When it comes to the publication of a new project, for the most part we find that the architect behind the design is keen to stress the importance of using locally-sourced materials. This intelligently crafted home in Rio Cedro, Colombia is something of an anomaly then, as the design studio behind the rustic abode specifically selected cultivated Caribbean Pine timber as opposed to the native mangroves that line the construction site.
planb arquitectos explains: “Historically this area has been victim of extensive deforestations, thanks to constant cattle raising activities and the massive extraction of timber trees. This situation has highly affected the mangroves and their vast biological diversity. With this in mind, this house presents itself as an open and modulated structure that, to avoid the use of native woods, is built on cultivated, immunised and certified Caribbean Pine timber, treated with sustainable practices.”

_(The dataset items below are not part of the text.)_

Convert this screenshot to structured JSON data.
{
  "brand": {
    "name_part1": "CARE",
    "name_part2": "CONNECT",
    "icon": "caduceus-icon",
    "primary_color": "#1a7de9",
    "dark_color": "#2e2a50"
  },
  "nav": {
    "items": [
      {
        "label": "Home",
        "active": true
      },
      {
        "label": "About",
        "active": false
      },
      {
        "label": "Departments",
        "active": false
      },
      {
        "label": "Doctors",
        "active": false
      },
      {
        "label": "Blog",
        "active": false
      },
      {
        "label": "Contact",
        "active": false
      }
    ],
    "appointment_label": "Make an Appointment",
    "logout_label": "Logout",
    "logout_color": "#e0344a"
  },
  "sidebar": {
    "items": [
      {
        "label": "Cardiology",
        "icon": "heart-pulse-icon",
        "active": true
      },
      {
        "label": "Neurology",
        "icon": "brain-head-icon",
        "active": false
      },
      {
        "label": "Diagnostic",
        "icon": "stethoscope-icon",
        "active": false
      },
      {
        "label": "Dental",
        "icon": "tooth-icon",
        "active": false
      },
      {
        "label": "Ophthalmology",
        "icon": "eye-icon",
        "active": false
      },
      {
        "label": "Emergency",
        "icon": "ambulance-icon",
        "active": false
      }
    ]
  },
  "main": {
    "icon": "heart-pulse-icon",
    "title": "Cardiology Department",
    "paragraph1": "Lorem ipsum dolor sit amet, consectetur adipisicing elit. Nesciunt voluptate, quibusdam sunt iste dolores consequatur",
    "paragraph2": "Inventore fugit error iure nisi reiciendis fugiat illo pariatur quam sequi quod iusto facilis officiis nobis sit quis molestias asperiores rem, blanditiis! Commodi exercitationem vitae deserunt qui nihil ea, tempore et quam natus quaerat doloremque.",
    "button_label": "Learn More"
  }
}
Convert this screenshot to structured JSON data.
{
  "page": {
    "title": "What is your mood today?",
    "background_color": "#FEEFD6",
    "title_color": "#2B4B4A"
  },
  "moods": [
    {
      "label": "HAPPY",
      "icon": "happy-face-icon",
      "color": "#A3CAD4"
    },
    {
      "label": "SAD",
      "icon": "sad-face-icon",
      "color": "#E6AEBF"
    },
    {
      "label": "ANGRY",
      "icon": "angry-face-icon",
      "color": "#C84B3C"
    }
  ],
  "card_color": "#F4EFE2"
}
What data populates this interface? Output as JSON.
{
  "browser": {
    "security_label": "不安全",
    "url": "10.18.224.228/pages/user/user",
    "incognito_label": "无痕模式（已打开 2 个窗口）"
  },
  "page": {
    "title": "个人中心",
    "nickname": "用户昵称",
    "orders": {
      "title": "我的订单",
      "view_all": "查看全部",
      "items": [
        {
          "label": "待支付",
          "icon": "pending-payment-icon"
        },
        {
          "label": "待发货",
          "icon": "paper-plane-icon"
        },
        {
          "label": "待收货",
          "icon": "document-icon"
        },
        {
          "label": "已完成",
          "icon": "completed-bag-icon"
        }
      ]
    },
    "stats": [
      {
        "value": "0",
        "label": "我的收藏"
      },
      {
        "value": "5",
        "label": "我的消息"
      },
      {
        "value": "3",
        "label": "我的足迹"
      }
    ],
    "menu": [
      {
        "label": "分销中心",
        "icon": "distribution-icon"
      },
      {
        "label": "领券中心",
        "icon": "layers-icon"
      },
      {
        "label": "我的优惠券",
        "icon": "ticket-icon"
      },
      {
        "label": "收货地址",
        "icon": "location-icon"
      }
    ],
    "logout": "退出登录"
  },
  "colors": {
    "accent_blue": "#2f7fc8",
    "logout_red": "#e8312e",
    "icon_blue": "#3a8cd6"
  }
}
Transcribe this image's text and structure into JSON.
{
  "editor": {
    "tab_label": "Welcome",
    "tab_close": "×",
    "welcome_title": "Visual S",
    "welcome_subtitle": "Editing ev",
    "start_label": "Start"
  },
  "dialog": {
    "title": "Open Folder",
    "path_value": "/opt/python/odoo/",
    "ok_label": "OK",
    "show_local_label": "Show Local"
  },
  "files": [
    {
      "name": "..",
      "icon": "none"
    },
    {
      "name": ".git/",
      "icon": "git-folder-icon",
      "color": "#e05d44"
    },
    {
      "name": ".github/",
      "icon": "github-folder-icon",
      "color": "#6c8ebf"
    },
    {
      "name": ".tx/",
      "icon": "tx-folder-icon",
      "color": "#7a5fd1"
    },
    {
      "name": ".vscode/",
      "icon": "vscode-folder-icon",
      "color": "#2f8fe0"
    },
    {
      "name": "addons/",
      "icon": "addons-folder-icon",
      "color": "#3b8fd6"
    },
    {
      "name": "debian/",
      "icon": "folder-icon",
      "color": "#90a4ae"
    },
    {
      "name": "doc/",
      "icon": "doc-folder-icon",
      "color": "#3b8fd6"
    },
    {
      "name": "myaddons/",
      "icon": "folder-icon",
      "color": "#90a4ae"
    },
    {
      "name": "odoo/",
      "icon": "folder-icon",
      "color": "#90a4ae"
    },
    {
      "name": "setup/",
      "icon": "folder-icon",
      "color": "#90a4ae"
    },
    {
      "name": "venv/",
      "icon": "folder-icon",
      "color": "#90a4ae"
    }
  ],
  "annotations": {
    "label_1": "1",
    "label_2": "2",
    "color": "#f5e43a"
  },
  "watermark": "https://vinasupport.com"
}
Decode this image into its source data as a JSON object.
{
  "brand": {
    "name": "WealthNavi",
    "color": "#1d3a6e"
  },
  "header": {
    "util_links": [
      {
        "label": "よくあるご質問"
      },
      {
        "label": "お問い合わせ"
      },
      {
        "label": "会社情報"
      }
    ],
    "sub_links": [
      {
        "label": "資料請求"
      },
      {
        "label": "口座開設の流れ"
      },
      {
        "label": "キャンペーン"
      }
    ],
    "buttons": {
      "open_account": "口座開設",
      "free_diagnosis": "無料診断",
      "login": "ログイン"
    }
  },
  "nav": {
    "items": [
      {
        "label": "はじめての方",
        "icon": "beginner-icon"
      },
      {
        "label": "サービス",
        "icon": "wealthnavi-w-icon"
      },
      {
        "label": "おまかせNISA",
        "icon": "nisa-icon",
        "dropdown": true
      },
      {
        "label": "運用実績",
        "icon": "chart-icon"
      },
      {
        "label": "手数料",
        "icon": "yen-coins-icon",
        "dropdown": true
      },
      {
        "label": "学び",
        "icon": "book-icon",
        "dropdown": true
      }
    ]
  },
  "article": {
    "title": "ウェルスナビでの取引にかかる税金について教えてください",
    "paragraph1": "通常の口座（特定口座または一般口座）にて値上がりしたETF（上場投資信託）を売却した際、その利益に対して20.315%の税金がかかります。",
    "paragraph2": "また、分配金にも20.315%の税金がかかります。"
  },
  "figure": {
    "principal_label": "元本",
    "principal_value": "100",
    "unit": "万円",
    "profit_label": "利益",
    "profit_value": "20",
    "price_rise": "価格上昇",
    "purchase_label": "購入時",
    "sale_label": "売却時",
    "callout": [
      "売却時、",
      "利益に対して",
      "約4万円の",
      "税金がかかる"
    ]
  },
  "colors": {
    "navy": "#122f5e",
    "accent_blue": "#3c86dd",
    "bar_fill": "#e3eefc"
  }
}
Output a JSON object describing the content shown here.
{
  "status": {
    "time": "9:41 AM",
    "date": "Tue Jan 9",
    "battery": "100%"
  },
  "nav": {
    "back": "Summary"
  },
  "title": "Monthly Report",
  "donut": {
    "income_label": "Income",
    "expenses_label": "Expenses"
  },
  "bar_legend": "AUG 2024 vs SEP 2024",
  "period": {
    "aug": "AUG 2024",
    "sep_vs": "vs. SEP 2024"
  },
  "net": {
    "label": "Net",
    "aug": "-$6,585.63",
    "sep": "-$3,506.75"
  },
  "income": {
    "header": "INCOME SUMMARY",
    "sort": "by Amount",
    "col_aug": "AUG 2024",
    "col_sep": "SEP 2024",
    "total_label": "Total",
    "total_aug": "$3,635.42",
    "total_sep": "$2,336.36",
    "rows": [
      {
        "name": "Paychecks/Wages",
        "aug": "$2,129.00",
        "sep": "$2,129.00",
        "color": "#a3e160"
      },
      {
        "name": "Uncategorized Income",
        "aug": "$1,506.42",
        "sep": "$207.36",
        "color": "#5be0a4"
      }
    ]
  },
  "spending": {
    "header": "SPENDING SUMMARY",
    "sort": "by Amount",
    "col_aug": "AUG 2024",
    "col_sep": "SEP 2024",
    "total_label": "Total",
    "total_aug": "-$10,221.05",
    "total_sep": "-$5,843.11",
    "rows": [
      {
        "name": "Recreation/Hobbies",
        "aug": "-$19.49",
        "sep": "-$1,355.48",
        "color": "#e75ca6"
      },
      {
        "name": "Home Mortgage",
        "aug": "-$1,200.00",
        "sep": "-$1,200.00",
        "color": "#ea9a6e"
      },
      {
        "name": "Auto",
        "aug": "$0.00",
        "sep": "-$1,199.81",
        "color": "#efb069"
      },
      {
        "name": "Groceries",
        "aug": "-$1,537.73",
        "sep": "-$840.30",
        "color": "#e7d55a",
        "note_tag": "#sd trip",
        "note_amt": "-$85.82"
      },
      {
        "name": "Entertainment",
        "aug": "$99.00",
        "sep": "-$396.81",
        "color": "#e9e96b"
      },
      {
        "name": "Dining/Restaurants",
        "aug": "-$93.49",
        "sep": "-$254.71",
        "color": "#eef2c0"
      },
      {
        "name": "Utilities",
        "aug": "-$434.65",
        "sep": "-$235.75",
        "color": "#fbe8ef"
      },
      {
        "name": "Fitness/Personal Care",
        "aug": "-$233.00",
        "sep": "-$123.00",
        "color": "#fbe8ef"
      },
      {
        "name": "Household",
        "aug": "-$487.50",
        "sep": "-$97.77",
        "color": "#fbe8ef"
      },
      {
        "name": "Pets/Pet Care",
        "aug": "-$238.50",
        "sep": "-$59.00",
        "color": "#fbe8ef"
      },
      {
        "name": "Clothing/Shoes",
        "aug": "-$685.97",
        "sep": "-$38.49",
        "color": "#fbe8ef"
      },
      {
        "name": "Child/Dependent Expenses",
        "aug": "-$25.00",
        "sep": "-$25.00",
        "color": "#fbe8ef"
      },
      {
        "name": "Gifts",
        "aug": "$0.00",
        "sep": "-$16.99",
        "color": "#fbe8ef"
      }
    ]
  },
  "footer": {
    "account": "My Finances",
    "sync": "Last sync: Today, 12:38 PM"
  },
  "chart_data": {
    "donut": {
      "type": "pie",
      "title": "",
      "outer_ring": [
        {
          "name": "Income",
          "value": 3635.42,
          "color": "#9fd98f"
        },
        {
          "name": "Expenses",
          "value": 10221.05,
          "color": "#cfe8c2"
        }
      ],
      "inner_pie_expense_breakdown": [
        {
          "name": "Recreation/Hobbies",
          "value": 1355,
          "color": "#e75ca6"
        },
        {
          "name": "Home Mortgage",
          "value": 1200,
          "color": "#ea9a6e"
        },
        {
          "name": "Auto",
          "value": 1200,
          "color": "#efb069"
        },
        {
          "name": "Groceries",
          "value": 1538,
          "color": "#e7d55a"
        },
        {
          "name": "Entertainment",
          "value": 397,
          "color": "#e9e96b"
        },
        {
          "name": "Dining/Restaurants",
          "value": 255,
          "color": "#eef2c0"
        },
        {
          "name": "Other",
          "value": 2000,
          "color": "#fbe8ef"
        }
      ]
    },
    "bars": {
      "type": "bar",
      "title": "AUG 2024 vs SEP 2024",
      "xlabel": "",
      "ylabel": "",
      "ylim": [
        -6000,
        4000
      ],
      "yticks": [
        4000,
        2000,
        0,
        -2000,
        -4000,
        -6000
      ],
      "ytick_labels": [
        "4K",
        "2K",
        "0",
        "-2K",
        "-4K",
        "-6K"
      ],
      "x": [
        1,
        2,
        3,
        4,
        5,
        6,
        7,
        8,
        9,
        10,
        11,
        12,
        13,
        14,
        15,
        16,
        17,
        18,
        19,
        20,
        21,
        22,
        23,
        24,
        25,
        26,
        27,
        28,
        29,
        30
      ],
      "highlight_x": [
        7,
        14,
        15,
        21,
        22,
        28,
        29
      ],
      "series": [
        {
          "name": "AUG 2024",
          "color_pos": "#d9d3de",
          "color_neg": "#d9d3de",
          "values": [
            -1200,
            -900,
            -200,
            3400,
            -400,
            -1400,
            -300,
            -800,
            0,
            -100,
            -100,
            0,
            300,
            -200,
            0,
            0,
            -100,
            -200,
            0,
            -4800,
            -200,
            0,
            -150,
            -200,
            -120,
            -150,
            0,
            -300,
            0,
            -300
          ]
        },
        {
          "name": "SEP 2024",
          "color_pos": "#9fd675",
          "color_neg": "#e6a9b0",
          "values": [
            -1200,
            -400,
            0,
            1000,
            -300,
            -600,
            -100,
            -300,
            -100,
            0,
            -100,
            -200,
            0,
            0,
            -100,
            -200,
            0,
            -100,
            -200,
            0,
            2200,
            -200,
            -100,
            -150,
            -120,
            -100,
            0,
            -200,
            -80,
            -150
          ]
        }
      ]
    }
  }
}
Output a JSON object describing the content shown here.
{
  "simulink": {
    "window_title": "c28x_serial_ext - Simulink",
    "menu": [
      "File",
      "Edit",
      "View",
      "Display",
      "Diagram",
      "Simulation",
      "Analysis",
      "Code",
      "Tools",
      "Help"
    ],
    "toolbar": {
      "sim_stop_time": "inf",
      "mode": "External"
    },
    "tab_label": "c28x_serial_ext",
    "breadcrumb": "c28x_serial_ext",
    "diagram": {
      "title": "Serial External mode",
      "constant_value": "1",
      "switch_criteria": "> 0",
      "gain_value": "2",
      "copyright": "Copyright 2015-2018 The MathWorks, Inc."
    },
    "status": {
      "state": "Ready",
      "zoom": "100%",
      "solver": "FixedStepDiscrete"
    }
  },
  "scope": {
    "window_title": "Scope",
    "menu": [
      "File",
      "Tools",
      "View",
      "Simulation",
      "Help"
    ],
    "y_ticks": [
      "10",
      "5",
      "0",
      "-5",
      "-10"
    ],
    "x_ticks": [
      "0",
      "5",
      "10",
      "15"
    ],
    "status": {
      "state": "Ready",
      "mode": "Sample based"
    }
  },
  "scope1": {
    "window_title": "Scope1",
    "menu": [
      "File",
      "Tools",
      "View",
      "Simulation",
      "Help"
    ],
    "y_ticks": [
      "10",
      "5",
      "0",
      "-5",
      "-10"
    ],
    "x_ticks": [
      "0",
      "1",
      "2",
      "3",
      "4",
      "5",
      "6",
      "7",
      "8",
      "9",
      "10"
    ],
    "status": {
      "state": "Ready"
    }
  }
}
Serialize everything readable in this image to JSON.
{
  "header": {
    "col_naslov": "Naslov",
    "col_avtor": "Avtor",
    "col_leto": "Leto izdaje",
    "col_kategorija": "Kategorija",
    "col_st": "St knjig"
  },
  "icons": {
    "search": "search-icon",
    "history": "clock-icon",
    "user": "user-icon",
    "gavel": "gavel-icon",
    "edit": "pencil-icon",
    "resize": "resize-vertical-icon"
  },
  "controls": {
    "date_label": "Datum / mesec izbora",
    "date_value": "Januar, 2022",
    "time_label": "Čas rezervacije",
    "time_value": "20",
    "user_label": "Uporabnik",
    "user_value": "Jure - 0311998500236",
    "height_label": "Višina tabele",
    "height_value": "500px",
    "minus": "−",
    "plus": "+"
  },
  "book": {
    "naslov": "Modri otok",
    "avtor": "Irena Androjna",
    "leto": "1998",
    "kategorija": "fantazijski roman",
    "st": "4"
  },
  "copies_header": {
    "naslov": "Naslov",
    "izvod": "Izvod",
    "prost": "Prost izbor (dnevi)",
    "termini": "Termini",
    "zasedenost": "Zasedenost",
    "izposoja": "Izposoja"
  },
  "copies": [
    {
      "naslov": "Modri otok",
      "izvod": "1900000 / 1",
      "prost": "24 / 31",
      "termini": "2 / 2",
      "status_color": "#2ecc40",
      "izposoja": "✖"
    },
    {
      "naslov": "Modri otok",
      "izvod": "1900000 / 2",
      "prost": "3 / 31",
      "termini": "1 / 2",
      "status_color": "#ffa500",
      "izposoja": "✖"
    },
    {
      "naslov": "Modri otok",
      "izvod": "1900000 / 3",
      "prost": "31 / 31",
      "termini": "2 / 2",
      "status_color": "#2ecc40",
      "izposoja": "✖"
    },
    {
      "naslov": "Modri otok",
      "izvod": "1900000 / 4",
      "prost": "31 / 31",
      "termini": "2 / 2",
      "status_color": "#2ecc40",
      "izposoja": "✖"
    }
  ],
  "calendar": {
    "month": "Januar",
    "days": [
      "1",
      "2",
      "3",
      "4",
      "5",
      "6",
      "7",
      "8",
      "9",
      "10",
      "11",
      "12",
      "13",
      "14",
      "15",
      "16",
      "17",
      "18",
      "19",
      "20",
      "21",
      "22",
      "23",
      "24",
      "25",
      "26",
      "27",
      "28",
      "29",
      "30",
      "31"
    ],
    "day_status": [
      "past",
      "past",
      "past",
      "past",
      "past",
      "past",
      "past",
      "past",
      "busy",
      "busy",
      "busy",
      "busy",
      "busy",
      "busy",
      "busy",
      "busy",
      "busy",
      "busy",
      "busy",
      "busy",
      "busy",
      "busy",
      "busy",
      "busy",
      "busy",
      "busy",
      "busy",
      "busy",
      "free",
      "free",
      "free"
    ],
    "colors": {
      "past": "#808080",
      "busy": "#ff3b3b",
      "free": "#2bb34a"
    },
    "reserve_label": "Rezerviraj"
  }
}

Rather than disrupt the raw landscape with walls and glass window panes, the team has constructed a permeable residence which reacts organically with the natural environment. The area enjoys warm, summery weather for the majority of the year, aside from a single rainy season however considered selection of traditional materials aims to provide a comfortable living existence year-round.
Branches of Palma Amarga (Sabal Mauritiiformis) have been utilised for the roof with stems of the Palmalata plant (Bactris Guineensis) used for the enclosure elements. The roof system is 30cm thick and due to the natural characteristics of the construction materials, is impermeable to the rain and provides constant shade from the strong sunlight. Despite the seemingly exposed architectural design of the ground floor (social area), the more enclosed second floor – which includes the sleeping space – provides an intimate area while still enjoying scenic views of the neighbouring Caribbean Sea.